Researchers at Washington University have developed a blood test for Alzheimer's disease that can detect beta amyloid—a protein that accumulates and creates plaques in the brain, which are predictors of Alzheimer's— in asymptomatic patients and might be more sensitive than a PET brain scan, according to a paper published recently in Neurology.
Why Alzheimer's is hard to diagnose
There currently is no blood test that detects Alzheimer's disease, and it is difficult for doctors to diagnose patients with the condition.
While PET scans are considered the gold standard for diagnosing Alzheimer's disease, the tests can be costly and they are not always available to patients. As such, doctors usually rely on mental acuity tests and interviews with patients and their families to diagnose the disease, the New York Times reports. Research shows that community doctors are only 50% to 60% accurate in diagnosing Alzheimer's disease.
To improve accuracy, scientists have spent decades trying to develop a blood test that is sensitive enough to detect beta amyloid, a protein that accumulates and creates plaques in the brain, which are predictors of Alzheimer's.
The new test
Researchers from Washington University developed such a test and conducted a study to determine whether it could detect beta amyloid in patients' brains. For the study, the researchers observed 158 participants, most of whom were "cognitively normal" individuals in their 60s and 70s. The participants underwent memory and reasoning tests, as well as spinal taps and amyloid PET scans.
The researchers then used mass spectrometry, a tool that can detect beta amyloid molecules in blood, to test the patients' blood for the beta amyloid protein within 18 months of receiving a PET scan. Suzanne Schindler, a neurologist and one of the main authors of the study, explained that low levels of the beta amyloid protein in a patient's blood mean the patient is more likely to have plaques in the brain that are associated with Alzheimer's disease.
The blood test confirmed the results of the participants' PET scans 88% of the time, according to the study. Further, when researchers combined the blood test's results with other risk factors for Alzheimer's—including age and the presence or absence of the gene variant ApoE4—the researchers found that the blood test was 94% accurate in predicting the presence of amyloid plaques in a participant's brain.
The researchers also found that mass spectrometry was able to identify accumulations of beta amyloid in asymptomatic patients, even when the patients' PET scans did not show a buildup of the protein. According to the researchers, the PET scans did not detect beta amyloid in the patients' brains until years later.
The test is not yet accurate enough to be used as a clinical diagnostic test, and will not be available for use in a clinical setting for at least a few years, the researchers said. They explained that beta amyloid is still not a perfect predictor of the condition. Most asymptomatic older patients with amyloid deposits do not develop dementia, the Times reports.

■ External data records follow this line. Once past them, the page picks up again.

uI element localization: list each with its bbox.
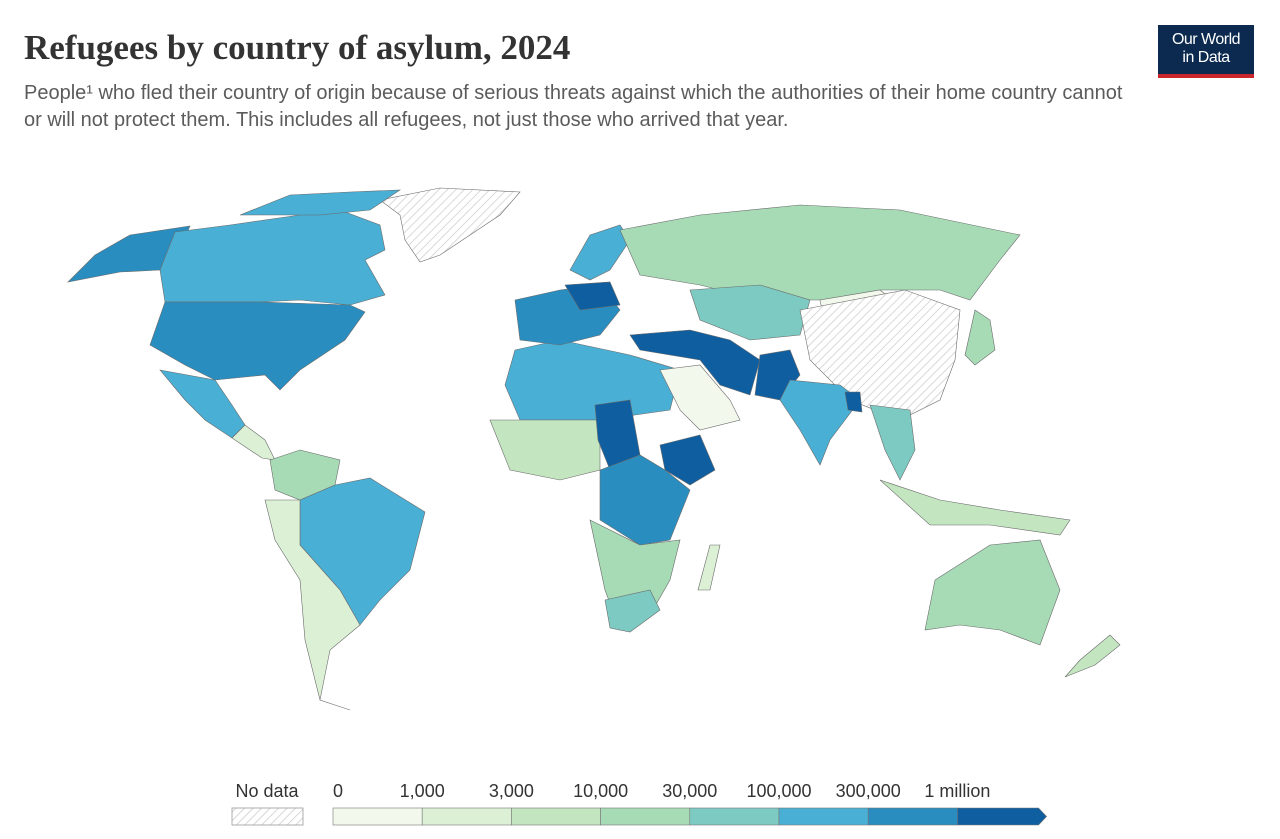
japan bbox=[964, 309, 996, 366]
legend-swatch bbox=[867, 807, 958, 826]
legend-swatch bbox=[957, 807, 1048, 826]
india bbox=[779, 379, 861, 466]
central-africa bbox=[599, 454, 691, 546]
legend-swatch bbox=[778, 807, 869, 826]
legend-label: 100,000 bbox=[746, 781, 811, 801]
central-europe bbox=[564, 281, 621, 311]
legend-no-data-label: No data bbox=[235, 781, 299, 801]
bangladesh bbox=[844, 391, 863, 413]
greenland bbox=[379, 187, 521, 263]
legend-label: 300,000 bbox=[836, 781, 901, 801]
south-africa bbox=[604, 589, 661, 633]
arctic-islands bbox=[239, 189, 402, 216]
legend-label: 3,000 bbox=[489, 781, 534, 801]
central-asia bbox=[689, 284, 811, 341]
legend-label: 30,000 bbox=[662, 781, 717, 801]
logo-line: in Data bbox=[1182, 49, 1230, 66]
southeast-asia bbox=[869, 404, 916, 481]
new-zealand bbox=[1064, 634, 1121, 678]
title: Refugees by country of asylum, 2024 bbox=[24, 28, 571, 67]
australia bbox=[924, 539, 1061, 646]
legend-label: 1 million bbox=[924, 781, 990, 801]
mexico bbox=[159, 369, 246, 439]
legend-label: 10,000 bbox=[573, 781, 628, 801]
central-america bbox=[231, 424, 276, 461]
legend-swatch bbox=[421, 807, 512, 826]
russia bbox=[619, 204, 1021, 301]
legend-label: 0 bbox=[333, 781, 343, 801]
indonesia bbox=[879, 479, 1071, 536]
west-africa bbox=[489, 419, 601, 481]
north-africa bbox=[504, 339, 681, 421]
legend-swatch bbox=[332, 807, 423, 826]
andes bbox=[264, 499, 361, 711]
logo-line: Our World bbox=[1171, 31, 1241, 48]
countries bbox=[67, 187, 1121, 711]
usa bbox=[149, 301, 366, 391]
scandinavia bbox=[569, 224, 631, 281]
logo[interactable]: Our World in Data bbox=[1158, 25, 1254, 78]
canada bbox=[159, 209, 386, 306]
east-africa bbox=[659, 434, 716, 486]
legend-swatch bbox=[689, 807, 780, 826]
legend-swatch bbox=[511, 807, 601, 826]
subtitle: People¹ who fled their country of origin… bbox=[24, 82, 1123, 131]
legend-no-data-swatch bbox=[231, 807, 304, 826]
turkey-iran bbox=[629, 329, 761, 396]
middle-east bbox=[659, 364, 741, 431]
legend: No data 0 1,000 3,000 10,000 30,000 100,000 30… bbox=[231, 781, 1048, 826]
madagascar bbox=[697, 544, 721, 591]
legend-swatch bbox=[600, 807, 691, 826]
legend-label: 1,000 bbox=[400, 781, 445, 801]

Still, the blood test likely is the most sensitive Alzheimer's test yet, and it could help researchers working to prevent Alzheimer's, according to the Times.
Michael Weiner, a neurologist at the University of California, San Francisco, said the test could be particularly helpful to scientists seeking patients in the earliest stages of Alzheimer's in order to conduct a clinical trial on Alzheimer's prevention drugs.
Randall Bateman, a neurology professor at Washington University and senior author of the paper, explained, "Right now we screen people for clinical trials with brain scans, which is time-consuming and expensive, and enrolling participants takes years." He added, "But with a blood test, we could potentially screen thousands of people a month" (Kolata, New York Times, 8/1; Bhandari, Science Daily, 8/1; WDRB, 8/4).